"We are so proud that President Bush is coming to Albania, because he is president of the world..."
Note that word "world". Not USA but world. Sadly, it's very easy to understand her mistake.
Wasting bandwidth, from Thinking Through My Fingers, comments that we consume news instead of coöperating in its creation. He references Dr C's The Young - the corrupt - the forgotten. Sadly, they're both quite right.
Over the past week, BBC 4 (a TV station, nothing to do with Radio Four) has been rerunning Mickery & Percival's conspiracy thriller The State Within over five consecutive nights. In the final episode, the writers have one of their characters say something to the effect that "When Mom fills up her SUV at the gas station, with Junior in the back, she doesn't give one thought to how many people died for each gallon at the pump." Sadly, he's right.

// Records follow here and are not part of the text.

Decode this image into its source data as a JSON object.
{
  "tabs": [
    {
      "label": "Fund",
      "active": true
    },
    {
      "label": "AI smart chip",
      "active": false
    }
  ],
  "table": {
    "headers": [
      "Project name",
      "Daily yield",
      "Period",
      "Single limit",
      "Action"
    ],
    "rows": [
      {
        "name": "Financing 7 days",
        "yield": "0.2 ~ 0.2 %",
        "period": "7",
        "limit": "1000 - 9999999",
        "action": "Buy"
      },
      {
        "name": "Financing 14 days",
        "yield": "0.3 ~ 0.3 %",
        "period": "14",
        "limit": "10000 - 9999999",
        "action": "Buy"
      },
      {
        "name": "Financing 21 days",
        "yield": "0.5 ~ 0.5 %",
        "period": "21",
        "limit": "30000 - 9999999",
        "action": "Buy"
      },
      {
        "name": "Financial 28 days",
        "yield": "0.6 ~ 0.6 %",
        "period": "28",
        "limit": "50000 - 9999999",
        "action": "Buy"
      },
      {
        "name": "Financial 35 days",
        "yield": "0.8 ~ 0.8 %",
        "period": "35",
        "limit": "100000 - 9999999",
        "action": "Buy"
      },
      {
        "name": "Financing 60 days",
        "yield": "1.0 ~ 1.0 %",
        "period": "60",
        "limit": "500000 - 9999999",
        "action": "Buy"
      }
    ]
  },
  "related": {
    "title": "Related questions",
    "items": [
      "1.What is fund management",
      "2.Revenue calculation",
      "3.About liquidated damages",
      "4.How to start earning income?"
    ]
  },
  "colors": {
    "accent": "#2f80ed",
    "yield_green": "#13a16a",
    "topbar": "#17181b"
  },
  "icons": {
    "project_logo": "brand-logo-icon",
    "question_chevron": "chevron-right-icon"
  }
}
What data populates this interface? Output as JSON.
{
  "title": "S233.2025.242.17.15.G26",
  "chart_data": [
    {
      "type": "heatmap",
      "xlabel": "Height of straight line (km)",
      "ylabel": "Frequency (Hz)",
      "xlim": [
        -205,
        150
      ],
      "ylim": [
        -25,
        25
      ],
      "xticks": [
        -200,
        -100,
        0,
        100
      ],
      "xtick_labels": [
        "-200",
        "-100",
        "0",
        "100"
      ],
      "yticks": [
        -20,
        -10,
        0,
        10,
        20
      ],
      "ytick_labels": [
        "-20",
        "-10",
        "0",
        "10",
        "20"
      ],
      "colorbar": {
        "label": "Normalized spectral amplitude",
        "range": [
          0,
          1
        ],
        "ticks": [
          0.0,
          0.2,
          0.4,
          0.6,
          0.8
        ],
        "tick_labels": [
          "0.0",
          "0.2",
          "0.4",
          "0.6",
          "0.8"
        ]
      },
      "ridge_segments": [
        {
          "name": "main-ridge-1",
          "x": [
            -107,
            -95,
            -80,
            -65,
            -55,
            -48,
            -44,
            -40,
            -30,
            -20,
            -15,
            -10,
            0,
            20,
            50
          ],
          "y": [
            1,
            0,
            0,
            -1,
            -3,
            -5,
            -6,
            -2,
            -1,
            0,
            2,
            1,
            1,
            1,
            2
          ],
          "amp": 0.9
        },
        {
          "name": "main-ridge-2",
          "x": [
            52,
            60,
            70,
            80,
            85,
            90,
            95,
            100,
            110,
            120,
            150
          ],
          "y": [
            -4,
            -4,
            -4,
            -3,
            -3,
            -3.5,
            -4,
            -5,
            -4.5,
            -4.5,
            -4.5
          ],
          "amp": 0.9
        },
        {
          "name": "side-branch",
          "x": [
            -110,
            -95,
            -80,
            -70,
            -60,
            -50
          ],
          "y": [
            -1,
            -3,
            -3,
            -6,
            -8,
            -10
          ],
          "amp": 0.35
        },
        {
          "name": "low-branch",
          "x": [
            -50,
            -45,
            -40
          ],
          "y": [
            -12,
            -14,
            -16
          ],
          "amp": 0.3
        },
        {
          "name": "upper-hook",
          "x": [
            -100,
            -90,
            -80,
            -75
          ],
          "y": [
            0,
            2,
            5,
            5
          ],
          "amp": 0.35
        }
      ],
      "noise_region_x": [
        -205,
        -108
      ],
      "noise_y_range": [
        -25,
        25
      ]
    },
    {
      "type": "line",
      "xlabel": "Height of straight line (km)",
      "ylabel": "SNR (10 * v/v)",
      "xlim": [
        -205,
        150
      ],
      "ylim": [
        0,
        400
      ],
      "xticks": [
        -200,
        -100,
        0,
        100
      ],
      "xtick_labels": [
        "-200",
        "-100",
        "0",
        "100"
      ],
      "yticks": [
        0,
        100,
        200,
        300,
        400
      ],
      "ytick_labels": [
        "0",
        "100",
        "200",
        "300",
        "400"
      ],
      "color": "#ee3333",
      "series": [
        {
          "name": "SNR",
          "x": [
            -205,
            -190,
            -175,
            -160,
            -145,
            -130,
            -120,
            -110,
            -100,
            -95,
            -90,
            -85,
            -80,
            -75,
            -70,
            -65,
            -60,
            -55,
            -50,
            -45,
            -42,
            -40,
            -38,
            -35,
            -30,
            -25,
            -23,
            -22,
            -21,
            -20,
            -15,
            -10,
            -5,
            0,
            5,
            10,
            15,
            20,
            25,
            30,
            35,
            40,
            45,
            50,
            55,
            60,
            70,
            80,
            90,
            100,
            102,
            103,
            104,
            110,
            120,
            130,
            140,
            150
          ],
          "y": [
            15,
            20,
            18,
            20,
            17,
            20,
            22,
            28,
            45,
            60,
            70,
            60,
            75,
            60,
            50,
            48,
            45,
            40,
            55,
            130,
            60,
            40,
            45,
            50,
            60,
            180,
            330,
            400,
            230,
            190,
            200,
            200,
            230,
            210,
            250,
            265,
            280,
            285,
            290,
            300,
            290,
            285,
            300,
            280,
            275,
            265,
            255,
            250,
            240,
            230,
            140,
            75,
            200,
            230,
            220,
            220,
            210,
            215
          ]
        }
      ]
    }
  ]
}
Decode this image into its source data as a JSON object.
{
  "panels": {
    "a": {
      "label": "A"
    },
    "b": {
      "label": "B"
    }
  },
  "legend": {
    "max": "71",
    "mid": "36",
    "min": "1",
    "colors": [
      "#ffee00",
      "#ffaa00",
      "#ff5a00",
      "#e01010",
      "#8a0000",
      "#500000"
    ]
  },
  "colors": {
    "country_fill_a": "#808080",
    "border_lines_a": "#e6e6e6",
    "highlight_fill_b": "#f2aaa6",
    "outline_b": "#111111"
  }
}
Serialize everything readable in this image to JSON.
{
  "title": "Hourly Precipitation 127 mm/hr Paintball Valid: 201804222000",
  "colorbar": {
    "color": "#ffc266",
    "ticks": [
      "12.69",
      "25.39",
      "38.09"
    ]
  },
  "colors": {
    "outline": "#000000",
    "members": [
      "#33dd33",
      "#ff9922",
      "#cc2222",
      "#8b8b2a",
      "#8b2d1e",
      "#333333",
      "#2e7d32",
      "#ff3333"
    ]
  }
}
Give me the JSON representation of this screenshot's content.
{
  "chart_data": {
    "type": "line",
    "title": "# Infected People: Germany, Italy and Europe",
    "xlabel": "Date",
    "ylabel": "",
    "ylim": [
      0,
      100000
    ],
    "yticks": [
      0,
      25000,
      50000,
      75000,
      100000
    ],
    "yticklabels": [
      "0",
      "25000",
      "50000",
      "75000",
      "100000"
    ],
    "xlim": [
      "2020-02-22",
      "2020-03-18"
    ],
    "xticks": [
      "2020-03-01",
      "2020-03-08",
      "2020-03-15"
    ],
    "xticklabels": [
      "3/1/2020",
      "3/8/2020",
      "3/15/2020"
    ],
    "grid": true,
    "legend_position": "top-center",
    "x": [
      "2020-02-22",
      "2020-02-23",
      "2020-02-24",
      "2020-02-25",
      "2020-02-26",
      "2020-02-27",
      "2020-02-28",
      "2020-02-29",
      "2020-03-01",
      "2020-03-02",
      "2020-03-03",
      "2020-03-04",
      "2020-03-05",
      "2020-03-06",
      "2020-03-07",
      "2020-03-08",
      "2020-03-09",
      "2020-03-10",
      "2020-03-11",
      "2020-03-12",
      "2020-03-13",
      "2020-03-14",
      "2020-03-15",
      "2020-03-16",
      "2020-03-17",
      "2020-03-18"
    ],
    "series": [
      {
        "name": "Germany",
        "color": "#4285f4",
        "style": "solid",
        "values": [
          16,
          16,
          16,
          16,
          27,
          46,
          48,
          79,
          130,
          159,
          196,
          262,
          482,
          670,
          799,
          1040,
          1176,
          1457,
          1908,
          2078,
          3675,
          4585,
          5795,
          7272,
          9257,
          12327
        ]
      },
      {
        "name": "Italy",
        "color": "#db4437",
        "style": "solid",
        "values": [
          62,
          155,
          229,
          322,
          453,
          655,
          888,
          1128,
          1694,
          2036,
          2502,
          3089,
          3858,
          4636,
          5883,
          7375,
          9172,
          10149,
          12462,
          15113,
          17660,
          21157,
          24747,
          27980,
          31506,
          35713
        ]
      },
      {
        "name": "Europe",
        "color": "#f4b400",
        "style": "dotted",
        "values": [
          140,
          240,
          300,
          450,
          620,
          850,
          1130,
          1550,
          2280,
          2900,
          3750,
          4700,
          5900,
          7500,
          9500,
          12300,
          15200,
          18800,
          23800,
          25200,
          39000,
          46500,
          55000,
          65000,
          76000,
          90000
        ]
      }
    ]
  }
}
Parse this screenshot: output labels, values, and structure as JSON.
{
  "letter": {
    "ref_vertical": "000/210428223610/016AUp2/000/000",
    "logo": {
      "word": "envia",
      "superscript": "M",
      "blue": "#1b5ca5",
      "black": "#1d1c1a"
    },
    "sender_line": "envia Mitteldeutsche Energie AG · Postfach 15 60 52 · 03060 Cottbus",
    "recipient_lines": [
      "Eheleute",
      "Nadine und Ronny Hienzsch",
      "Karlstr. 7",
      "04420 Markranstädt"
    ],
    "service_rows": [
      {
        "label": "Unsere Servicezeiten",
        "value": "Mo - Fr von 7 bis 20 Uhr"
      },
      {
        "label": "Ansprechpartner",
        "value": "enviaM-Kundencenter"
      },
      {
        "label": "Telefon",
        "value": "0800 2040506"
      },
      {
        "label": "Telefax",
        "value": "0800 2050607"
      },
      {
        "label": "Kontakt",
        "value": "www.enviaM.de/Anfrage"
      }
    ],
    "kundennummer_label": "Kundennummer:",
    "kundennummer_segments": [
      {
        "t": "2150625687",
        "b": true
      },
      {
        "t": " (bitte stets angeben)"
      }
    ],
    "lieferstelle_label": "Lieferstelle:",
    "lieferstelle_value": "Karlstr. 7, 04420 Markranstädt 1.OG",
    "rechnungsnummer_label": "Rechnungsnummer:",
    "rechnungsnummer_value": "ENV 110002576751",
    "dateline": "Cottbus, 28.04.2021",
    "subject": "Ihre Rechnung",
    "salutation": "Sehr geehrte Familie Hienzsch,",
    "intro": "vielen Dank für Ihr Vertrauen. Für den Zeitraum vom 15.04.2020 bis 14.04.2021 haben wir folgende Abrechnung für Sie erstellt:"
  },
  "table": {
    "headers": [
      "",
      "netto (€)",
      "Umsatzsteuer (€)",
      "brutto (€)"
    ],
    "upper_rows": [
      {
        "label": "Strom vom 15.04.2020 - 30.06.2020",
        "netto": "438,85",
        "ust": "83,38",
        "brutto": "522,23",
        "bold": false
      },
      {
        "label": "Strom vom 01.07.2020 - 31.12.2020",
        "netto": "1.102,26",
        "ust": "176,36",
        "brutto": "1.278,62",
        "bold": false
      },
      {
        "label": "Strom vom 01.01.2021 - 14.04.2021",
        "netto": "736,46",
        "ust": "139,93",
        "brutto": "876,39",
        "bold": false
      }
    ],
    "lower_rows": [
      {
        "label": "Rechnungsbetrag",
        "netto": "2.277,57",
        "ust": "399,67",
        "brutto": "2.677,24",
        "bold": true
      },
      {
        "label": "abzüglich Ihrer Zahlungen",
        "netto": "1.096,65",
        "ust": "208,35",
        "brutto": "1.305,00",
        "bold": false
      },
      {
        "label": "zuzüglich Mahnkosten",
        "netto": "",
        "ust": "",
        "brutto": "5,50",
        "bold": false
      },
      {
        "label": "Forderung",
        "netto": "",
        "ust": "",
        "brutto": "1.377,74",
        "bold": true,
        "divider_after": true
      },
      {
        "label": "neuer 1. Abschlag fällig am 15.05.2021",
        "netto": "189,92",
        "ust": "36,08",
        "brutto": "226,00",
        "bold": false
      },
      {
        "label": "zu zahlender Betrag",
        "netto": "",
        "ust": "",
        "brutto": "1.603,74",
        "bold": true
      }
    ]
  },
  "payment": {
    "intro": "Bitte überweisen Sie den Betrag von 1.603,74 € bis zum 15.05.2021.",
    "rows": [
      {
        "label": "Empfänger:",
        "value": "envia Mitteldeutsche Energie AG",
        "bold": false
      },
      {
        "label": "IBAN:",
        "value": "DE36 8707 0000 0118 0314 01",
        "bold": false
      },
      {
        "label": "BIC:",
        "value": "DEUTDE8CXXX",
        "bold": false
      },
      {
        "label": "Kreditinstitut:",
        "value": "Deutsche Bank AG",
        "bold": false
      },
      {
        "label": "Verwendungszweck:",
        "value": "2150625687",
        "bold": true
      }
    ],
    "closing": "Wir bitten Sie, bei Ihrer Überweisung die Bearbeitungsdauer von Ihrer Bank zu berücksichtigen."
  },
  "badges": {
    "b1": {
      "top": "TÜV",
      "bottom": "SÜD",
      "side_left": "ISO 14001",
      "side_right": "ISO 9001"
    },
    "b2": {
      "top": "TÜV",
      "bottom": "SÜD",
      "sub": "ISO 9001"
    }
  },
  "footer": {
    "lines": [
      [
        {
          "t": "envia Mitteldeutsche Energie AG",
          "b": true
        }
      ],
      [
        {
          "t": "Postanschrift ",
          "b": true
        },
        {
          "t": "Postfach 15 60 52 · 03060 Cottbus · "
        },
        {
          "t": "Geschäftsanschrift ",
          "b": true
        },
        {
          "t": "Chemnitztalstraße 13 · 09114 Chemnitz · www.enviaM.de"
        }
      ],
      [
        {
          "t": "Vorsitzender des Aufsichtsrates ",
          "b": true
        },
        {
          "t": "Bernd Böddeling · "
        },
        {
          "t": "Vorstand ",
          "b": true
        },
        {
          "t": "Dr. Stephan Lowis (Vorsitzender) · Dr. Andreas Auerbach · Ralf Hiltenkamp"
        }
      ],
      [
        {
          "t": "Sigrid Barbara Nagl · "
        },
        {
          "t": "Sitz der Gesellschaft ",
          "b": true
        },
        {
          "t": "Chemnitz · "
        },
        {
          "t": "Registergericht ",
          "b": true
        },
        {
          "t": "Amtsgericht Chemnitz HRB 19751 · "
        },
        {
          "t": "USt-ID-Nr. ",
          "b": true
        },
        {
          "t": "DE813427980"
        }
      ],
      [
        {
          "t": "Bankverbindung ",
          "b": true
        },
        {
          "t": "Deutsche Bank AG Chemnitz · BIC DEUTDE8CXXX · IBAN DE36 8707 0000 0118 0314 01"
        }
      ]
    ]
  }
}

The word "democracy" has its roots in Athens, at a time when every citizen (however inadequate their definition of "citizen") could go to the town square, hear the voices of other citizens, and make his own voice heard. We live in a time of mass communication; the word "democracy" cannot mean very much unless everyone of us has both the means and the will to hear and make our voice heard on that hugely larger stage.
Some mass media make more of an effort in this direction than others. Still not enough ... but then, those who make such attempts get very little support from us, the mass. The internet, the web, personal publishing, provide a means to place an individual voice in the public arena (the global village square), and that is important but not enough on its own: the chances of it being heard are tiny.
When significant numbers of citizens unite in a single voice, their significance depends on their geography. Roughly a million British citizens (roughly 2.5 percent of the total electorate, 4% of a typical general election voter turnout) taking to the streets against the invasion of Iraq, for example, slowed the rush to war by a fraction. The same number turning out in the US, had it happened, would probably have had a greater effect despite representing only 0.5% or 0.8% respectively. The same number of citizens in Arab or other Moslem countries doesn't even make the news in western liberal democracies.
Nevertheless ... until both populations and power structures address the need for every citizen to have a voice which is in some effective way heard by both sides, there will be little in principle to distinguish mass democracy from luxurious feudalism.